Red Road – Review

Worth seeing: for fans of hard-hitting, no-nonsense, thought-provoking drama, who don't mind having to wait a little too long for it to unwind
Director:Andrea Arnold
Featuring:Kate Dickie, Martin Compston, Natalie Press, Paul Higgins, Tony Curran
Length:113 minutes
Certificate:18
Country:Denmark, UK
Released:27th October 2006

WHAT’S IT ABOUT?

Jackie (Kate Dickie) spends her life watching other people – working at a Glasgow CCTV monitoring centre. It’s clear that she doesn’t find anything in her own life worth watching.

One day, she spots someone on a monitor that she recognises. She thought Clyde (Tony Curran) was still in prison.
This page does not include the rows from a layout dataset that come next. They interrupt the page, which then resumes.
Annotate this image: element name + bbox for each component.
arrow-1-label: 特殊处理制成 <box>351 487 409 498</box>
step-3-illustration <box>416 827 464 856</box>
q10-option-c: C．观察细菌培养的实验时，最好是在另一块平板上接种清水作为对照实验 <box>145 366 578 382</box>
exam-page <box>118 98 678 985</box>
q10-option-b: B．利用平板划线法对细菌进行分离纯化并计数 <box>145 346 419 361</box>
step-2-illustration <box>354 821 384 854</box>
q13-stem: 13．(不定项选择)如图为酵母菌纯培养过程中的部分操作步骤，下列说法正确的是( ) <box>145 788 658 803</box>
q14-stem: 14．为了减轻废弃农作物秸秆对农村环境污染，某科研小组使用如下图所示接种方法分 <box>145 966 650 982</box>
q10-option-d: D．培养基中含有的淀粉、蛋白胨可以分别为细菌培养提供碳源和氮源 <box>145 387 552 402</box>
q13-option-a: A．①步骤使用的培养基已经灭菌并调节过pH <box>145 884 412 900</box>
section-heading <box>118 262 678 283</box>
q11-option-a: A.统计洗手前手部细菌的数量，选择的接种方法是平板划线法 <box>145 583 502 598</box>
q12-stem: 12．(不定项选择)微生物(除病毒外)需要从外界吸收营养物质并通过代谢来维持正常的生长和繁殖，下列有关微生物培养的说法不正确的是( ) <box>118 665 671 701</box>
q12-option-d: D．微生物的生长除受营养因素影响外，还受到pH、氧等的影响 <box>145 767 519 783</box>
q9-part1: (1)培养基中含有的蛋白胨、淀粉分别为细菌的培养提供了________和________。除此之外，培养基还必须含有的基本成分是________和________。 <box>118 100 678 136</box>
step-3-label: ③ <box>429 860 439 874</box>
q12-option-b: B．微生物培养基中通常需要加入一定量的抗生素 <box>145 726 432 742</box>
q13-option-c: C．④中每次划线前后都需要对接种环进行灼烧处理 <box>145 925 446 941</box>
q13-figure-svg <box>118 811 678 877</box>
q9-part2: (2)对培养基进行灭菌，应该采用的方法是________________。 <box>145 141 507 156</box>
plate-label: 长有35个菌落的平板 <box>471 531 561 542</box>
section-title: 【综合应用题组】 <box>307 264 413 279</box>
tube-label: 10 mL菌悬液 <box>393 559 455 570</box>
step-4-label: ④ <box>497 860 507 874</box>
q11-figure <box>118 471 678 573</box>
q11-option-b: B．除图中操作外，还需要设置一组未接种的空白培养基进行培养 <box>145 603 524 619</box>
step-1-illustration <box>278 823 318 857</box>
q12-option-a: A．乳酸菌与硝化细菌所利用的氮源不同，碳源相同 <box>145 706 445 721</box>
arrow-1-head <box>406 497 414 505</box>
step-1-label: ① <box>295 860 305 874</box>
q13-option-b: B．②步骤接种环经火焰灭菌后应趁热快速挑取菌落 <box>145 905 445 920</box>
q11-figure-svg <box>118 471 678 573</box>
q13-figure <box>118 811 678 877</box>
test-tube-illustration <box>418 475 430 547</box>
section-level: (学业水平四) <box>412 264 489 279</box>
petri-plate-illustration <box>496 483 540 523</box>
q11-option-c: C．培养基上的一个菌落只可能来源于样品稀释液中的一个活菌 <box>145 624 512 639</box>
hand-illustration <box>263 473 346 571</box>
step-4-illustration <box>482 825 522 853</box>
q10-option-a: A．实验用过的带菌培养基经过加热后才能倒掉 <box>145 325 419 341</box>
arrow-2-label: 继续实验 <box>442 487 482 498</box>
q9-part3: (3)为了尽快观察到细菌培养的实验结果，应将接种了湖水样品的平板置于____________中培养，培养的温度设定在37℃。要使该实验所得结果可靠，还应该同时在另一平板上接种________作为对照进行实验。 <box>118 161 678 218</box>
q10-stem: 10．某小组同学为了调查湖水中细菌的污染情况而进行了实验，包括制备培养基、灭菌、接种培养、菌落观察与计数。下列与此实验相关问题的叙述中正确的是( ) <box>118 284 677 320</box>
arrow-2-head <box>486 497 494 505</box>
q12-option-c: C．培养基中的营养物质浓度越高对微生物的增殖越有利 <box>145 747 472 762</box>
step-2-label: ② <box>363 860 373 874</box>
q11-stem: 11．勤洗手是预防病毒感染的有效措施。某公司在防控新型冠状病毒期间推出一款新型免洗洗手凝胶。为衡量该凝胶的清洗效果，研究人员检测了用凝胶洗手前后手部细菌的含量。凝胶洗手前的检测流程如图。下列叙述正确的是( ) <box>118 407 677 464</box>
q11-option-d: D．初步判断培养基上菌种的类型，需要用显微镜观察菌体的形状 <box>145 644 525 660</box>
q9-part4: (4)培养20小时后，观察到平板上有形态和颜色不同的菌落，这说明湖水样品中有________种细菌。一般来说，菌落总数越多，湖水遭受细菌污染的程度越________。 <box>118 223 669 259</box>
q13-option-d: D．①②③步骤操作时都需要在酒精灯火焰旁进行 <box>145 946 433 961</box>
She becomes increasingly obsessed by Clyde’s reappearance and starts hanging around the grim, Red Road high-rise council estate where he’s staying, befriending his associates and eventually working her way into his life.

She has serious issues with the guy and can’t move on in her life until she’s put them behind her.

WHAT’S IT LIKE?

There’s no doubt that this is an impressive and mature feature debut, as you’d expect from Andrea Arnold, who – only a year and a half ago – picked up an Oscar for her short film Wasp.
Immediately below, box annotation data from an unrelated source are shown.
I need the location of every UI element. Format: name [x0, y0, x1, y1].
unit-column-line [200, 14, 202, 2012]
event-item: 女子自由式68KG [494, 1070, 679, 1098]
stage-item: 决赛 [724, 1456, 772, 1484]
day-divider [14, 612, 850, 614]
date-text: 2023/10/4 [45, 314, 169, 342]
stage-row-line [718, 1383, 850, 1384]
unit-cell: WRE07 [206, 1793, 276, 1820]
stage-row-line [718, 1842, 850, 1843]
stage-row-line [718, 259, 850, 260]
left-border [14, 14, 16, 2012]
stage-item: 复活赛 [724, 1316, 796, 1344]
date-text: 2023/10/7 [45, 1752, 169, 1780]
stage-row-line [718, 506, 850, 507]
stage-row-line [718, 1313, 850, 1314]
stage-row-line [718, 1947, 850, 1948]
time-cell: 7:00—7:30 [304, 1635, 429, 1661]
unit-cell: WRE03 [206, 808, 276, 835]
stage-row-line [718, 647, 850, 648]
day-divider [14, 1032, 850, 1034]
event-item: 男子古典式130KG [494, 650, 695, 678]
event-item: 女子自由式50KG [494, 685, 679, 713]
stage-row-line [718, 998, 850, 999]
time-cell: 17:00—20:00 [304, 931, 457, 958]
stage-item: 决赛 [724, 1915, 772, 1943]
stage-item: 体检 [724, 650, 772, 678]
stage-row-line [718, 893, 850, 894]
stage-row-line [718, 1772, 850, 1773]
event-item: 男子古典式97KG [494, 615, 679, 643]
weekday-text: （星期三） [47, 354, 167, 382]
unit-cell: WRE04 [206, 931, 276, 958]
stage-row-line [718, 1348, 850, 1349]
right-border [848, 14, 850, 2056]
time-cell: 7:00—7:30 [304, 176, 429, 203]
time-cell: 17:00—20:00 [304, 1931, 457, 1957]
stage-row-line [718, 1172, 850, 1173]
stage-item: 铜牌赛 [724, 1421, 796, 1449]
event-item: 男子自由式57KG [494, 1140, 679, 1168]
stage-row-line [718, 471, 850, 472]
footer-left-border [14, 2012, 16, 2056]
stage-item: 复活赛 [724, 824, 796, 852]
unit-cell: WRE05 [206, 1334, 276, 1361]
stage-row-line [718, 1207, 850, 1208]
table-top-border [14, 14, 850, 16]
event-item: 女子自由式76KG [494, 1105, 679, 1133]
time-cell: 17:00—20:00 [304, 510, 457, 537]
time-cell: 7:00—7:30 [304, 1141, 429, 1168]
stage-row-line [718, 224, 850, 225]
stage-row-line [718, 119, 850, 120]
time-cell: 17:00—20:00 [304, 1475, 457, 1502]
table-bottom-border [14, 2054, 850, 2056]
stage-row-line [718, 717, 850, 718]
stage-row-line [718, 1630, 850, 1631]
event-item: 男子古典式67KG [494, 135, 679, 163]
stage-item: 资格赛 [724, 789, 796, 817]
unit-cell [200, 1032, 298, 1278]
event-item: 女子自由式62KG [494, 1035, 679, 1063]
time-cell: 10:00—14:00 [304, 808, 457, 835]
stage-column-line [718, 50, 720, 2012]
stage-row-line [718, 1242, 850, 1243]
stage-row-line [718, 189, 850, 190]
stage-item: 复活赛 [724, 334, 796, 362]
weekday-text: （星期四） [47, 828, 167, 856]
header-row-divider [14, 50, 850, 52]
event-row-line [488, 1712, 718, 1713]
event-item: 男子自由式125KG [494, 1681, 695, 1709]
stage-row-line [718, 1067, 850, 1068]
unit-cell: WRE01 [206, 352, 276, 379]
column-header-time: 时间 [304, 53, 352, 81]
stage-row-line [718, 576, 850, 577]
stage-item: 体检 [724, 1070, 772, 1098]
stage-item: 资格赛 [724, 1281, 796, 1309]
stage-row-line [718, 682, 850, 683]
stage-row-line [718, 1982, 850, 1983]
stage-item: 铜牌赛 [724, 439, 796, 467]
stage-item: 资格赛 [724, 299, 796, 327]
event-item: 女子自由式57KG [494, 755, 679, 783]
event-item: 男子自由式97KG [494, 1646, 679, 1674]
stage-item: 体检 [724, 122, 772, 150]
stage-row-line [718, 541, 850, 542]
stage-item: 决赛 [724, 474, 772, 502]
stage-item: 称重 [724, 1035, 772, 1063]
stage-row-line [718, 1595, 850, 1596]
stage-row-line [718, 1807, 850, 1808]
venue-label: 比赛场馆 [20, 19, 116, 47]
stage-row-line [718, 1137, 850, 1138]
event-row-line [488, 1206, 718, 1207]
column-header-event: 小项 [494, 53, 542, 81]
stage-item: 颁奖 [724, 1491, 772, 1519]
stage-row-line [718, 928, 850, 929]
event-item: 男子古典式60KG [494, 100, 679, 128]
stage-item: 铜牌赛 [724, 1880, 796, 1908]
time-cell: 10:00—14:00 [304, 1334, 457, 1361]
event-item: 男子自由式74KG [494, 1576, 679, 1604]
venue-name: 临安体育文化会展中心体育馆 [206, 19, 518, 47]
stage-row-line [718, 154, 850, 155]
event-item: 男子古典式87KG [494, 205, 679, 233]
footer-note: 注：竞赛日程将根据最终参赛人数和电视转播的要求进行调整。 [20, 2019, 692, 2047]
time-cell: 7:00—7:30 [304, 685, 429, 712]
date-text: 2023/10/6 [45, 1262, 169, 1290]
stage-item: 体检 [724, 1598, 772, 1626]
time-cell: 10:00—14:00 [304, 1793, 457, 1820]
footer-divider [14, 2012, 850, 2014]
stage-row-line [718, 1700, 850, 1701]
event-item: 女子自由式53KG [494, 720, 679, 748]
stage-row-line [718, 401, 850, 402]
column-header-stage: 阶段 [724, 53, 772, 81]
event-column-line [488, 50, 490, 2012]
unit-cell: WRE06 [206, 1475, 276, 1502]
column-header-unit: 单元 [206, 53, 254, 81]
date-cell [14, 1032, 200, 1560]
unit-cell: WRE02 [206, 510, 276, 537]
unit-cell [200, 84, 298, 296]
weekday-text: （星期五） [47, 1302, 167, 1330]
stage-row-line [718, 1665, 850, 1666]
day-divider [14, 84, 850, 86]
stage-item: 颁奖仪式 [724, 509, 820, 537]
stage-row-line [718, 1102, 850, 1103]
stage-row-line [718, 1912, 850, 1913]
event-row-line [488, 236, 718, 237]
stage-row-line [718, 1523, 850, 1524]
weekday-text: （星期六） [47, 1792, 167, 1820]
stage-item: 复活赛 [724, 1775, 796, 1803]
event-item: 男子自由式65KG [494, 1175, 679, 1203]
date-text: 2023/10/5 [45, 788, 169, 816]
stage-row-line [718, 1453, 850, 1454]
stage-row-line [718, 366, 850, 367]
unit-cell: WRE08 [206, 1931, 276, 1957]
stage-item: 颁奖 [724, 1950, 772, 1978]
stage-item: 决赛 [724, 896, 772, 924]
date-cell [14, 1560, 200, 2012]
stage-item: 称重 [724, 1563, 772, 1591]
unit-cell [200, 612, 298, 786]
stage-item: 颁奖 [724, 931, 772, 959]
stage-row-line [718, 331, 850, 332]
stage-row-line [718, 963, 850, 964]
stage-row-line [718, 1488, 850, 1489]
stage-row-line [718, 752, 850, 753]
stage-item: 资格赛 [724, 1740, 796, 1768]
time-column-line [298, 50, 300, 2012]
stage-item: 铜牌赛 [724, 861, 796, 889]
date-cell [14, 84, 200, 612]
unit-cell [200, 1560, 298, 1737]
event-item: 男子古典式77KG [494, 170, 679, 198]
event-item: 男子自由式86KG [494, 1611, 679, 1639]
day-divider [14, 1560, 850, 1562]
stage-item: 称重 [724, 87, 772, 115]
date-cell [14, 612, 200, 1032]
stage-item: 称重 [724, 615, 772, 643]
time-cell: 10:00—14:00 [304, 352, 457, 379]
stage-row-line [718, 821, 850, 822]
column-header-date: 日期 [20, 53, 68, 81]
Anyone who saw that would expect a hard-hitting, no-nonsense drama – and that’s exactly what we get.

The central performances have to be strong to carry a film like this, and they are.

Where it falls down is that the film is too long for its story. Arnold’s deliberate, economical directing style prolonged the film and makes it feel rather slow.

This gives you time to think ahead to try to work out what’s going to happen next – and the problem is that what does happen next is never quite as dramatic or exciting as you might guess.

And while there are some parts where information is dribbled through in a cleverly calculated way, there others where I felt the viewer was tricked.

An early glimpse of a wedding ring makes us wonder “where’s the husband?” – and she makes us wait a long time for the answer – too long, really, given the way she eventually tells us.

If Arnold was more honest with us, we’d have seen Jackie in bed earlier in the film – OK, so this would’ve given away a key plot point earlier than she might have liked, but it would certainly have been more effective than the expositional line of dialogue she uses in the scene preceding the visual revelation anyway.

If she was more honest with us, she could have told the same story with the same emotion in half an hour less – in fact, a shorter film might have been an even more concentrated and powerful burst of drama.

WHAT ELSE?

As a film in its own right, it’s largely an effective and thought-provoking drama, but of course, nothing is that simple. It’s part of a trilogy, overseen by the Danish film-maker Lars Von Trier. The concept: three first time directors making three films about the same set of characters. The trilogy’s got off to a promising start, but as the recent French “Trilogy” series proved, with a similar theme, it’s easy to tire of concept movie-making and viewers might feel cheated if committing to one film ultimately means buying three cinema tickets.